So with that I ventured into the foyer where I realized my coat was upstairs. My cardigan and flannel shirt were not enough to keep me warm during this endeavour so I searched my surroundings. The first coat I spotted, and the one I ended up with, was my mom's alternative winter jacket. Not the one she wore every day, but the one she threw on if she was shovelling the walkway or other chores that had to be done outdoors in the winter.
I ventured to my mom's deck where I had a clear view of the highway that ran through this small town like a scar. I sparked the marijuana-cigarette and watched a provincial police vehicle drive by. My response was fear, almost instinctual then I remembered that it was, in fact, Christmas Eve. Even if the officer had seen, smelt, had any suspicion I was doing anything illegal he wouldn't be bothered to investigate. I checked the time on my phone, it was twenty three hours, forty minutes. Eleven forty.

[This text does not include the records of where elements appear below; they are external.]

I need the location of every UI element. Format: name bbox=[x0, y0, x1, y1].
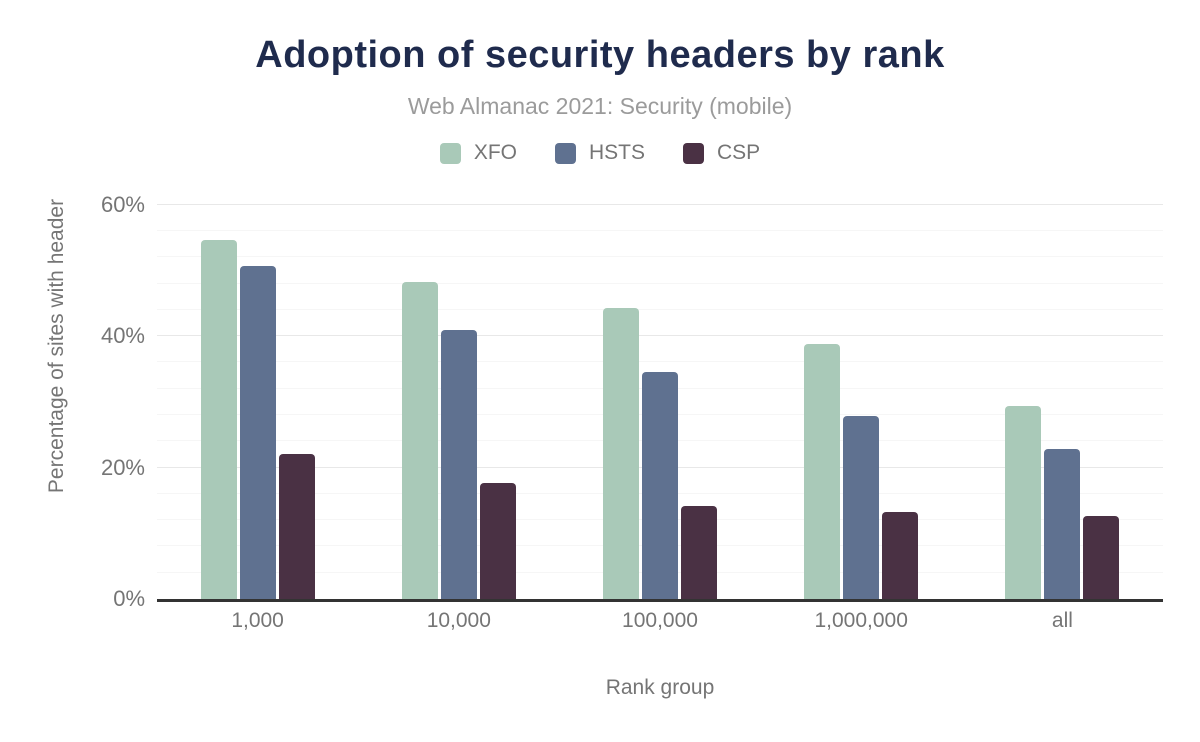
legend-swatch-icon-xfo bbox=[439, 142, 461, 164]
bar-hsts-1-000 bbox=[239, 265, 276, 599]
minor-gridline-36 bbox=[157, 361, 1163, 363]
x-tick-label-100-000: 100,000 bbox=[622, 609, 698, 632]
legend: XFO HSTS CSP bbox=[0, 141, 1200, 165]
legend-swatch-icon-csp bbox=[683, 142, 704, 164]
legend-item-xfo: XFO bbox=[439, 141, 517, 165]
x-tick-label-1-000: 1,000 bbox=[231, 609, 284, 632]
major-gridline-60 bbox=[157, 203, 1163, 205]
x-tick-label-all: all bbox=[1051, 609, 1073, 632]
bar-csp-100-000 bbox=[681, 506, 717, 599]
bar-group-100-000 bbox=[559, 185, 760, 599]
legend-label-csp: CSP bbox=[717, 141, 761, 164]
bar-csp-1-000-000 bbox=[882, 512, 919, 599]
bar-xfo-1-000-000 bbox=[804, 344, 841, 599]
bar-group-10-000 bbox=[358, 185, 559, 599]
bar-csp-all bbox=[1083, 516, 1120, 599]
bar-csp-10-000 bbox=[479, 482, 516, 599]
major-gridline-40 bbox=[157, 335, 1163, 337]
x-axis-ticks: 1,000 10,000 100,000 1,000,000 all bbox=[157, 609, 1163, 633]
bar-group-1-000 bbox=[157, 185, 358, 599]
minor-gridline-44 bbox=[157, 308, 1163, 310]
y-tick-label-60: 60% bbox=[100, 191, 145, 217]
minor-gridline-52 bbox=[157, 256, 1163, 258]
bar-hsts-100-000 bbox=[642, 372, 678, 599]
chart-subtitle: Web Almanac 2021: Security (mobile) bbox=[407, 93, 793, 119]
y-tick-label-40: 40% bbox=[100, 323, 145, 349]
minor-gridline-56 bbox=[157, 230, 1163, 231]
plot-area bbox=[157, 185, 1163, 602]
x-tick-label-1-000-000: 1,000,000 bbox=[814, 609, 908, 632]
bar-groups bbox=[157, 185, 1163, 599]
x-tick-label-10-000: 10,000 bbox=[426, 609, 491, 632]
bar-xfo-10-000 bbox=[401, 282, 438, 599]
x-axis-title: Rank group bbox=[605, 676, 715, 699]
bar-xfo-100-000 bbox=[603, 307, 639, 599]
bar-group-1-000-000 bbox=[761, 185, 962, 599]
bar-hsts-1-000-000 bbox=[843, 416, 880, 599]
bar-xfo-1-000 bbox=[200, 240, 237, 599]
legend-item-csp: CSP bbox=[683, 141, 760, 165]
bar-csp-1-000 bbox=[278, 454, 315, 599]
chart-title: Adoption of security headers by rank bbox=[255, 34, 945, 76]
legend-item-hsts: HSTS bbox=[554, 141, 645, 165]
minor-gridline-48 bbox=[157, 282, 1163, 284]
y-tick-label-0: 0% bbox=[113, 586, 145, 611]
bar-hsts-all bbox=[1044, 448, 1081, 599]
legend-swatch-icon-hsts bbox=[554, 142, 576, 164]
bar-group-all bbox=[962, 185, 1163, 599]
legend-label-xfo: XFO bbox=[473, 141, 517, 164]
y-axis-ticks: 0% 20% 40% 60% bbox=[40, 185, 145, 611]
legend-label-hsts: HSTS bbox=[588, 141, 645, 164]
bar-xfo-all bbox=[1005, 405, 1042, 599]
bar-hsts-10-000 bbox=[440, 329, 477, 599]
y-tick-label-20: 20% bbox=[100, 454, 145, 480]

The smoking took much longer than I had expected and I finished around twenty three hours, fifty-eight minutes. Eleven fifty-eight. I texted my girlfriend in hopes that her clocks rang midnight with a “Merry Christmas!” text. I sent a few more gestures like this to close friends.
Entering the house is always an experience. It's as though the warmth of the home intensifies the feelings you get after smoking cannabis. I was in a blissful state by the time I made it back into the living room where I found myself creeping through the house as though I was one of the mice that was still stirring about. There's no reason a mouse wouldn't be stirring, they don't know Christmas. I didn't want to wake my sister who had fallen asleep watching some non-Christmas themed movie.
Her still body reminded me of when we were kids. The age difference never seemed to matter, she always fell asleep first. It was at that brief moment before I walked up the stairs and saw my sister lie still that I felt happy. I was sure it was December 25th already and I thought to myself “This is Christmas.”
I tried to think of a time before this where the true happiness was out and I had myself deep into my memory. I was a few years before my ripe age now and I was disappointed with myself. How could I have gone this long, being this miserable? It was a thought I soon forgave myself and continued with my positive thought patterns.
The true holiday spirit, I began to think to myself, was one manufactured by human beings. We loved the Christmas times because they were suppose to be the best times. No matter how cynical or disappointed we were before the actual day we still had a reason to wake up and be happy with our families, friends, pets, colleagues, peers and just everybody. It is the most organic emotion that humans have ever devised. We can look back at all the nostalgic times and remember the joy we felt, our parents felt, every one felt and feel good for the sake of feeling good.
I looked back at where the story started. The kid from my high school was the real spirit of Christmas, giving for the sake of giving. Even if his intent was just to push drugs, he showed me that this is the time of year that you just enjoy everything for the sake of enjoying it. I realized all along I didn't want to watch any more Christmas themed specials for the sole reason that I wanted to live one. I wanted to experience why this time of year was always so special to other people.
I continued my night with the internet and my headphones on just enjoying the simple idea that today, one day of year, we can feel good just for the sake of feeling good. We can feel good because we're told we're suppose to feel good and all of a sudden people begin to feel good. Christmas cheer has always been so much more simple than the television portrayed it, than our parents explained it, or how we remembered it. This is the idea, the concept, that I will keep to heart forever when this time of year comes around.